By Dylan EastmanMore in Blog Cabin
Reclaimed wood has a surface and patina almost impossible to re-create. The good news is that one person's junk is another's treasure. If you know someone doing a major renovation on an older house, chances are you can find 2x6 rafters or 2x8 floor joists ready to be saved from the landfill. Architectural salvage and rural antique shops are also good sources for reclaimed wood.
Adjustable cast-iron industrial bases can be found at antiques shops or ordered online for less than $100. Choose bases that measure at least 24" tall.

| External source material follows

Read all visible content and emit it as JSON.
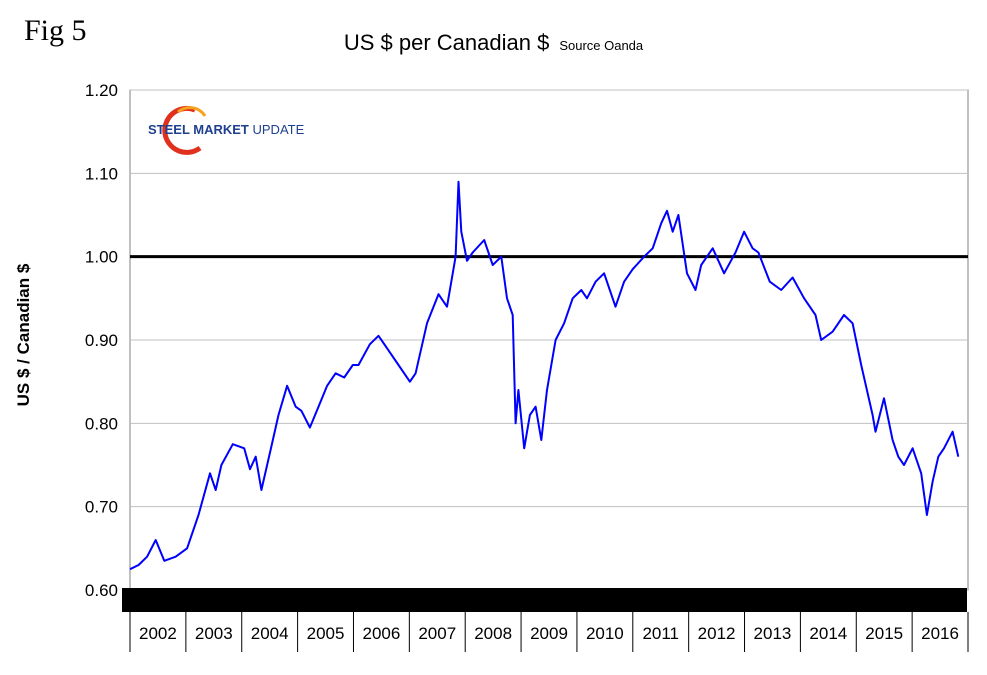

Before starting, you need to be totally sure the wood is dry. Material that has sat on a job site will likely have high interior moisture levels from rain. If the material immediately came out of a conditioned space, chances are it is dry enough to use. Remember that if you are using floor joists, they existed in a space subject to high moisture levels (crawlspaces). When you move moist wood to inside your house, it will dry out. This is not something you want after the table is done. The best way to dry your reclaimed wood is with a kiln. A local mill might be willing to dry the wood for you. Another option is to store the wood inside during the winter. In a house with forced-air heating, the air movement, low winter humidity and heat will dry the wood for you. If time is not on your side and you are not confident in the dryness of the wood, it can be stacked in a hot dry place with 1" spacers between layers.
Next, depending on the condition of the wood and type of finish you want for the top, sanding the board may be a viable option. However, there is a good chance that, due to moisture and time, your planks will be slightly cupped or twisted. The quickest way to correct this is to use a tabletop planer. Though not incredibly expensive, it's not a common tool in most garages. Chances are you know someone you could borrow this from, or a local millwork shop might be willing to plane them down for about $20*.
If doing this yourself with a tabletop planer, start by checking for nails and excess dirt. Then rough cut the boards long to your finished dimension. Final cutting will be done after the planks are joined, so leave them at least 1" long. Run them though the planer, taking a small amount off each side at a time.
You will need to manually adjust the depth of cut while the board is going through. This is important since the board will not be consistent in thickness (or twist) over its length. Damage can be done to you, the board or the planer if you do not manually adjust it for a small cut at all times. Keep running the boards though until the blade has slightly touched all surfaces. Do not worry if the boards are slightly different thickness (less than 1/8" difference), we'll fix that below. Next, run the boards through a table saw so that each side is parallel. Only take off enough that the blade cuts along the entire edge. Each plank does not need to be the exact same width, only a consistent width along its length.
*DIY Tip: Due to the possibility of concealed nails and/or embedded dirt, some shops will decline this job due to the likelihood of dulling their blades. Be extra sure to pull all nails and punch through any with broken-off heads. Small tabletop planers have less expensive replacement blades. If all options fail, a wide belt hand-held belt sander will work after joining the planks (below). Run the sander with the belt perpendicular to the plank joints and move it consistently back and forth parallel to the joint.